"""
Warping Invariant PCR Regression using SRSF
moduleauthor:: J. Derek Tucker <jdtuck@sandia.gov>
"""
import numpy as np
import fdasrsf as fs
import fdasrsf.utility_functions as uf
import fdasrsf.fPCA as fpca
import fdasrsf.regression as rg
import fdasrsf.geometry as geo
from scipy.linalg import inv, norm
from scipy.integrate import trapz, cumtrapz
from scipy.optimize import fmin_l_bfgs_b
[docs]class elastic_pcr_regression:
"""
This class provides elastic pcr regression for functional data using the
SRVF framework accounting for warping
Usage: obj = elastic_pcr_regression(f,y,time)
:param f: (M,N) % matrix defining N functions of M samples
:param y: response vector of length N
:param warp_data: fdawarp object of alignment
:param pca: class dependent on fPCA method used object of fPCA
:param alpha: intercept
:param b: coefficient vector
:param SSE: sum of squared errors
Author : J. D. Tucker (JDT) <jdtuck AT sandia.gov>
Date : 18-Mar-2018
"""
def __init__(self, f, y, time):
"""
Construct an instance of the elastic_pcr_regression class
:param f: numpy ndarray of shape (M,N) of N functions with M samples
:param y: response vector
:param time: vector of size M describing the sample points
"""
a = time.shape[0]
if f.shape[0] != a:
raise Exception('Columns of f and time must be equal')
self.f = f
self.y = y
self.time = time
[docs] def calc_model(self, pca_method="combined", no=5,
smooth_data=False, sparam=25, parallel=False,
C=None):
"""
This function identifies a regression model with phase-variability
using elastic pca
:param pca_method: string specifing pca method (options = "combined",
"vert", or "horiz", default = "combined")
:param no: scalar specify number of principal components (default=5)
:param smooth_data: smooth data using box filter (default = F)
:param sparam: number of times to apply box filter (default = 25)

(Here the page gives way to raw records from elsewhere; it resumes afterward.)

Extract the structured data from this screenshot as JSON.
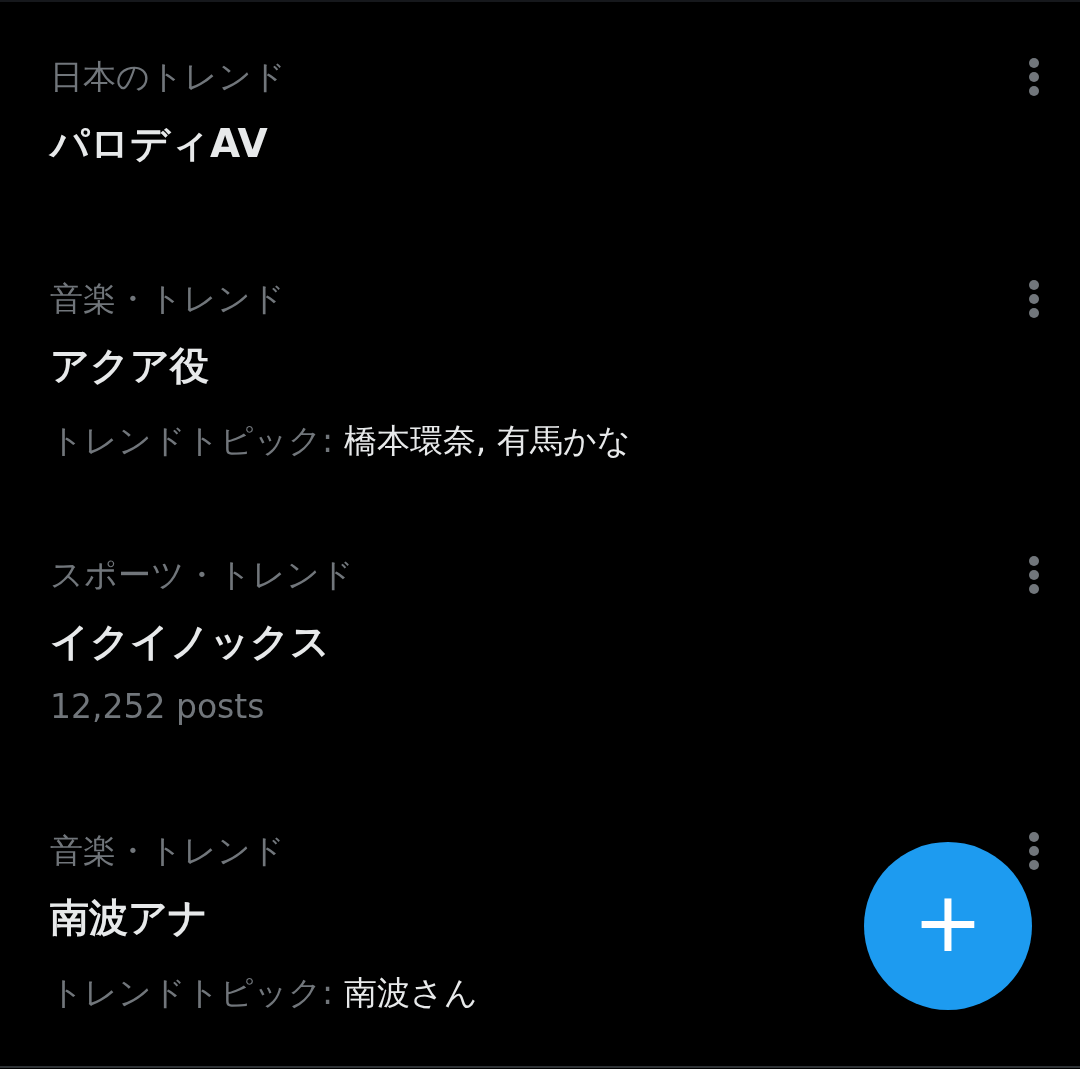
{
  "trends": [
    {
      "category": "日本のトレンド",
      "title": "パロディAV"
    },
    {
      "category": "音楽・トレンド",
      "title": "アクア役",
      "topic_label": "トレンドトピック:",
      "topics": "橋本環奈, 有馬かな"
    },
    {
      "category": "スポーツ・トレンド",
      "title": "イクイノックス",
      "post_count": "12,252 posts"
    },
    {
      "category": "音楽・トレンド",
      "title": "南波アナ",
      "topic_label": "トレンドトピック:",
      "topics": "南波さん"
    }
  ],
  "compose_button": {
    "label": "+"
  }
}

:param parallel: run in parallel (default = F)
:param C: scale balance parameter for combined method (default = None)
"""
if smooth_data:
self.f = fs.smooth_data(self.f,sparam)
N1 = self.f.shape[1]
# Align Data
self.warp_data = fs.fdawarp(self.f,self.time)
self.warp_data.srsf_align(parallel=parallel)
# Calculate PCA
if pca_method=='combined':
self.pca = fpca.fdajpca(self.warp_data)
elif pca_method=='vert':
self.pca = fpca.fdavpca(self.warp_data)
elif pca_method=='horiz':
self.pca = fpca.fdahpca(self.warp_data)
else:
raise Exception('Invalid fPCA Method')
self.pca.calc_fpca(no)
# OLS using PCA basis
lam = 0
R = 0
Phi = np.ones((N1, no+1))
Phi[:,1:(no+1)] = self.pca.coef
xx = np.dot(Phi.T, Phi)
inv_xx = inv(xx + lam * R)
xy = np.dot(Phi.T, self.y)
b = np.dot(inv_xx, xy)
alpha = b[0]
b = b[1:no+1]
# compute the SSE
int_X = np.zeros(N1)
for ii in range(0,N1):
int_X[ii] = np.sum(self.pca.coef[ii,:]*b)
SSE = np.sum((self.y-alpha-int_X)**2)
self.alpha = alpha
self.b = b
self.SSE = SSE
self.pca_method = pca_method
return
[docs] def predict(self, newdata=None):
"""
This function performs prediction on regression model on new data if available or current stored data in object
Usage: obj.predict()
obj.predict(newdata)
:param newdata: dict containing new data for prediction (needs the keys below, if None predicts on training data)
:type newdata: dict
:param f: (M,N) matrix of functions
:param time: vector of time points
:param y: truth if available
:param smooth: smooth data if needed
:param sparam: number of times to run filter
"""
omethod = self.warp_data.method
lam = self.warp_data.lam
M = self.time.shape[0]
if newdata != None:
f = newdata['f']
time = newdata['time']
y = newdata['y']
if newdata['smooth']:
sparam = newdata['sparam']
f = fs.smooth_data(f,sparam)
q1 = fs.f_to_srsf(f,time)
n = q1.shape[1]
self.y_pred = np.zeros(n)
mq = self.warp_data.mqn
fn = np.zeros((M,n))
qn = np.zeros((M,n))
gam = np.zeros((M,n))
for ii in range(0,n):
gam[:,ii] = uf.optimum_reparam(mq,time,q1[:,ii],omethod,lam)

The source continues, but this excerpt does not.